The Canadian Reading Challenge: Manitoba
You know how you get excited about a particular book, but are disappointed when you actually read it? But sometimes it’s the other way around – a book you’re lukewarm about reading turns out to be amazing!
That’s what happened to me with The Stone Diaries by Carol Shields. My book club had read it before I joined, so when a copy was offered to me last year, I was happy to accept. I finally seem to be caught up on my reading (if that’s even possible) so I pulled it off my shelf where it had remained unread all this time.
It was nothing at all like I expected, and I almost wonder if I had it confused with another book (The Stone Angel by Margaret Laurence perhaps?).
First, I was surprised to note that it was published in 1993, because I was under the impression it had been around “forever.”
Secondly, I thought it was about the Stone family. Although there was one character named Stone, she died at the very beginning of the book.
Lastly, I thought it was a collection of fictional diary entries by the aforementioned family. Yes, some of it was in the form of diary entries, but it was much more.
The ten chapters take us through the life of Daisy Goodwill, from birth to death, but the method of telling the story varies throughout the novel. Sometimes Daisy is the narrator, but there are other sections where it’s from the point of view of one of her friends or her children. There’s even one chapter that’s comprised strictly of a series of assorted letters. It sounds like this could be confusing, but it wasn’t at all, and I loved the variety.
Although fictional, frequent references to actual place names, including street addresses, made it seem real, and this feeling was reinforced by a collection of photos in the middle, depicting various characters and even Daisy’s home in Ottawa.
Because Carol Shields lived in Winnipeg – which is also where the first two chapters take place – from 1980 to 2000, I’m counting this as my Canadian Reading Challenge book for Manitoba.
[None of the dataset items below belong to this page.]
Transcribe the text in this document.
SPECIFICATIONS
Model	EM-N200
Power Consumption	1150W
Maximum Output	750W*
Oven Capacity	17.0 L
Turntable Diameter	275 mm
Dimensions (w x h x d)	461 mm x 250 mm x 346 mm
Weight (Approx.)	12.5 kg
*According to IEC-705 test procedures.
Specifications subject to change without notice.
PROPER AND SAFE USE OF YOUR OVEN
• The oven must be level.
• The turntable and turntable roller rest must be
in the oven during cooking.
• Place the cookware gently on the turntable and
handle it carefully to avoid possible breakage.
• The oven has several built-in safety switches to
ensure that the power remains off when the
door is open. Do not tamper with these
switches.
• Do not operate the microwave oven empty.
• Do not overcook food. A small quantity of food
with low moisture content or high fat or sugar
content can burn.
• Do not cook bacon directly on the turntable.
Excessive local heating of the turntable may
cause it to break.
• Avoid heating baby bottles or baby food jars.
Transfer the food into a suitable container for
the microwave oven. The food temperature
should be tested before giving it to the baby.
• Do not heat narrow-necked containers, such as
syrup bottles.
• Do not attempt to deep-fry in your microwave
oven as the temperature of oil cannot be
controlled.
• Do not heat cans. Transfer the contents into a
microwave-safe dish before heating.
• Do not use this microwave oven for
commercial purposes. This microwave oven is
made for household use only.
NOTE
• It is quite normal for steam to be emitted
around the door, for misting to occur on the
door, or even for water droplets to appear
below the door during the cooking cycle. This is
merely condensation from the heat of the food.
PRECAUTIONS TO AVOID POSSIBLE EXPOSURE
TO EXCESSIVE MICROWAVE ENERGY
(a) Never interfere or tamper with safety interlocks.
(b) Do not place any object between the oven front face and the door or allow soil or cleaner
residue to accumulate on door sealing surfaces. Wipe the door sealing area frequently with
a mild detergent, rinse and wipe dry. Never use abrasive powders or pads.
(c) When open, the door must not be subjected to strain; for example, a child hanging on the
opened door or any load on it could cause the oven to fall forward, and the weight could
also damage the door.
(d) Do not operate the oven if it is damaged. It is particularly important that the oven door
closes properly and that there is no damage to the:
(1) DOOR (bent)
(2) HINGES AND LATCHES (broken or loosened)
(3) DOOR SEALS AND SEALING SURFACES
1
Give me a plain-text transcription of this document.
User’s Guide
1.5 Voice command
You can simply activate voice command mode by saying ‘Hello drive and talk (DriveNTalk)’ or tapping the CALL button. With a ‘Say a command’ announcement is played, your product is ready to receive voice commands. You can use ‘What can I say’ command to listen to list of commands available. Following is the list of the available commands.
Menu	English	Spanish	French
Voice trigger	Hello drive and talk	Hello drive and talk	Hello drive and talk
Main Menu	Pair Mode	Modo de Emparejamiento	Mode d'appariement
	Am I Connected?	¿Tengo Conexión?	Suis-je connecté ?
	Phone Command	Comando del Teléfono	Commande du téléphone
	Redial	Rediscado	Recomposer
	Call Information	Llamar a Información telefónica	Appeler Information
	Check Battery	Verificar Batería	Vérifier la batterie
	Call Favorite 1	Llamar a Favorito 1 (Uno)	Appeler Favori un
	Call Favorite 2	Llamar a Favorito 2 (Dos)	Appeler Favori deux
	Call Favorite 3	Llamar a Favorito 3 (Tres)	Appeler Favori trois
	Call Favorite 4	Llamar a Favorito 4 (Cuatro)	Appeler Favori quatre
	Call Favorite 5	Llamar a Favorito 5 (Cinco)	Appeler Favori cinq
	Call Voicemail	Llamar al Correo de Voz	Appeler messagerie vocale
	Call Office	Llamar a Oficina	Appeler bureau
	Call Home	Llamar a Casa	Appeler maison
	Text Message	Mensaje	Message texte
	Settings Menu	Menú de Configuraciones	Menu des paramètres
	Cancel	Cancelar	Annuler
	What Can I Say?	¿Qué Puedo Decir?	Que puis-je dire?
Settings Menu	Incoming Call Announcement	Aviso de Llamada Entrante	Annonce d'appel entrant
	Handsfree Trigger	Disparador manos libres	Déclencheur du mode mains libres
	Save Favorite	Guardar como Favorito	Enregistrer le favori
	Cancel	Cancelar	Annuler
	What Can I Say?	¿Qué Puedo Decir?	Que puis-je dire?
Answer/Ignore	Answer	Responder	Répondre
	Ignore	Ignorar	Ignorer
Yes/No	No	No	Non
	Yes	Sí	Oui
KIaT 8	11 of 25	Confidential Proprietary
It wasn’t my intention to motor through the challenge; it just so happened that two of the books that have been lingering on my shelf fit the bill!
I’m taking a break from it now in order to read The Freedom Writers Diary, a collection of excerpts from actual diaries by at-risk students. I loved the movie which starred Hilary Swank as the idealistic young teacher who turned her students’ lives around, so I suggested it to my book club. I hope they enjoy it!
What book has surprised you? Was it a good surprise or a bad surprise?